Climate change is a serious threat to our countries’ development. The good news about COP26 is that a consensus on key actions has been reached. Another bit of good news is the obligation to keep the promise the developed countries made at the Paris conference to earmark $100 billion a year for developing countries. But the question of whether the funding will really come through is still pending. This is a recurring problem, even though the necessary funds are present in the world economy. In addition, there are the high costs related to the consequences of global warming already incurred, the decrease in official development assistance to Africa and the increase in debt levels. Part of the solution lies with the emerging countries themselves. We need to improve our national economic and financial governance, mobilize domestic resources and private funding and develop the financial sectors.

Debt is equal to 70% of GDP and 60% is owed to China. Some analysts say Djibouti risks becoming Beijing’s trade, logistical and military outpost.

The debt contracted and guaranteed by the state rose from nearly 50% of GDP in 2014 to 74% in 2020, but this is largely the external debt of public companies due to investments. We think the benefits of growth and development outweigh the risks. Some countries run up debt to plug budget gaps. This is not the case in Djibouti, which invests in infrastructure (new ports, roads, railroads, etc.). They’re long-term investments aiming to stimulate the economy and create added value by yielding sufficient returns to cover depreciation. We’ll continue our construction and development efforts as long as we have structuring and economically viable projects and partners to support us. The thresholds set by international partners and other donors are indicative standards, and in no way uncrossable limits.

How can countries like Djibouti fund their long-term infrastructure needs?

Projects with a real economic impact can easily find the right financing. They must be appropriate for our size.
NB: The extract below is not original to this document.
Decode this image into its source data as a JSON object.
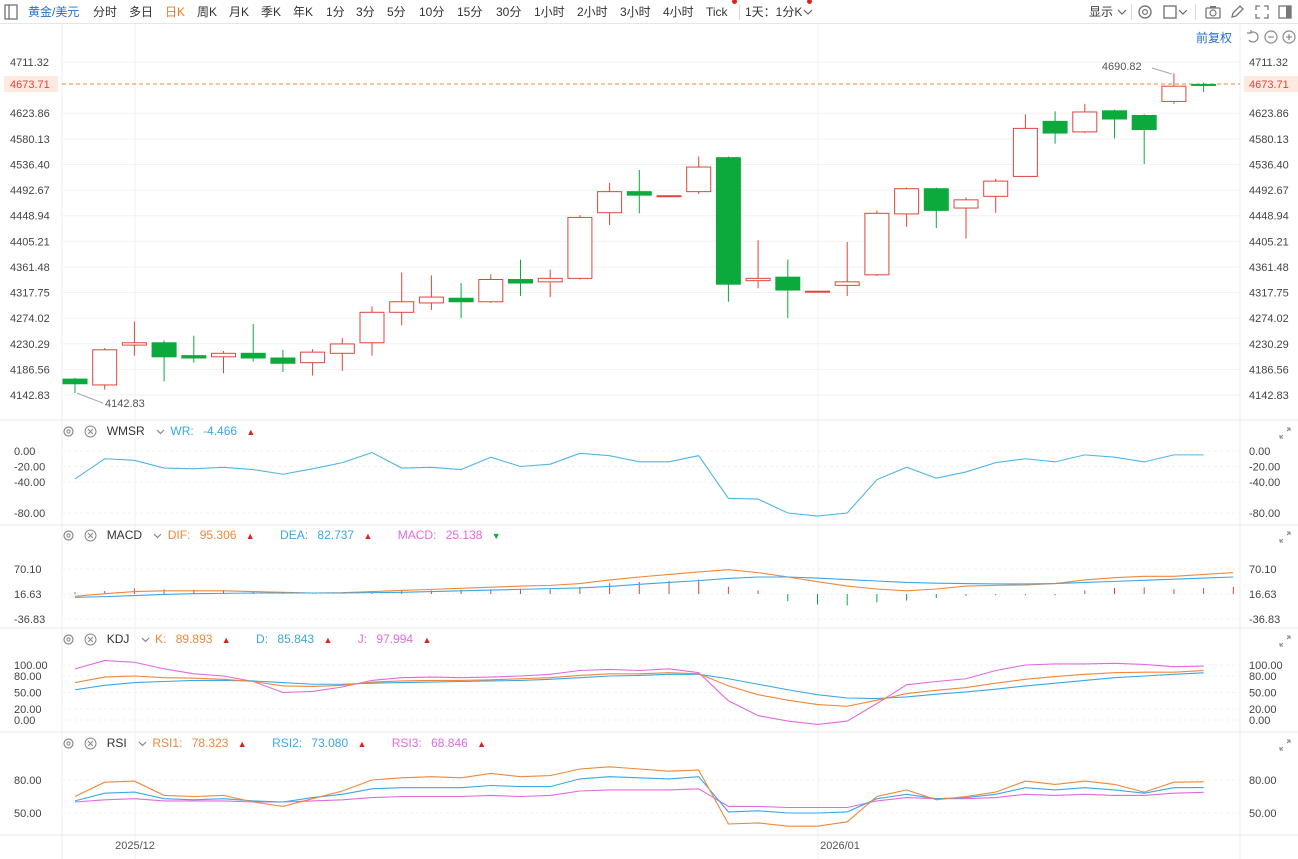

We must leave no regulatory and legal stone unturned to foster a healthy, attractive business environment. That is the meaning of the reforms we’ve carried out over the past few years in order to rise to honorable positions in the World Bank’s “Doing Business” rankings. Moreover, in 2020, a sovereign wealth fund was set up to finance our long-term infrastructure needs. It is a crucial instrument to reach our development goals by 2035.

The Djibouti franc is perceived as a stable, safe currency. What is the basis of its strength?

That’s not just a perception, but a reality more than 70 years old. The soundness of Djibouti’s currency is based primarily on our monetary system, which dates back to 1949. The Djibouti franc is pegged to the US dollar at fixed parity. To maintain that parity, all the currency issued by the Central Bank is covered proportionally by foreign currency. A currency coverage rate well above 100% ensures that the free and total convertibility of our currency is always guaranteed. The system contributes to stability while keeping inflation under control (less than 3% over a long period) and prevents money being printed to plug public deficits, which in turn imposes budgetary discipline on public authorities. Lastly, with regard to investors, Djibouti has no exchange controls and guarantees the free and total movement of capital in strict compliance with safeguards to prevent money laundering and the funding of terrorism.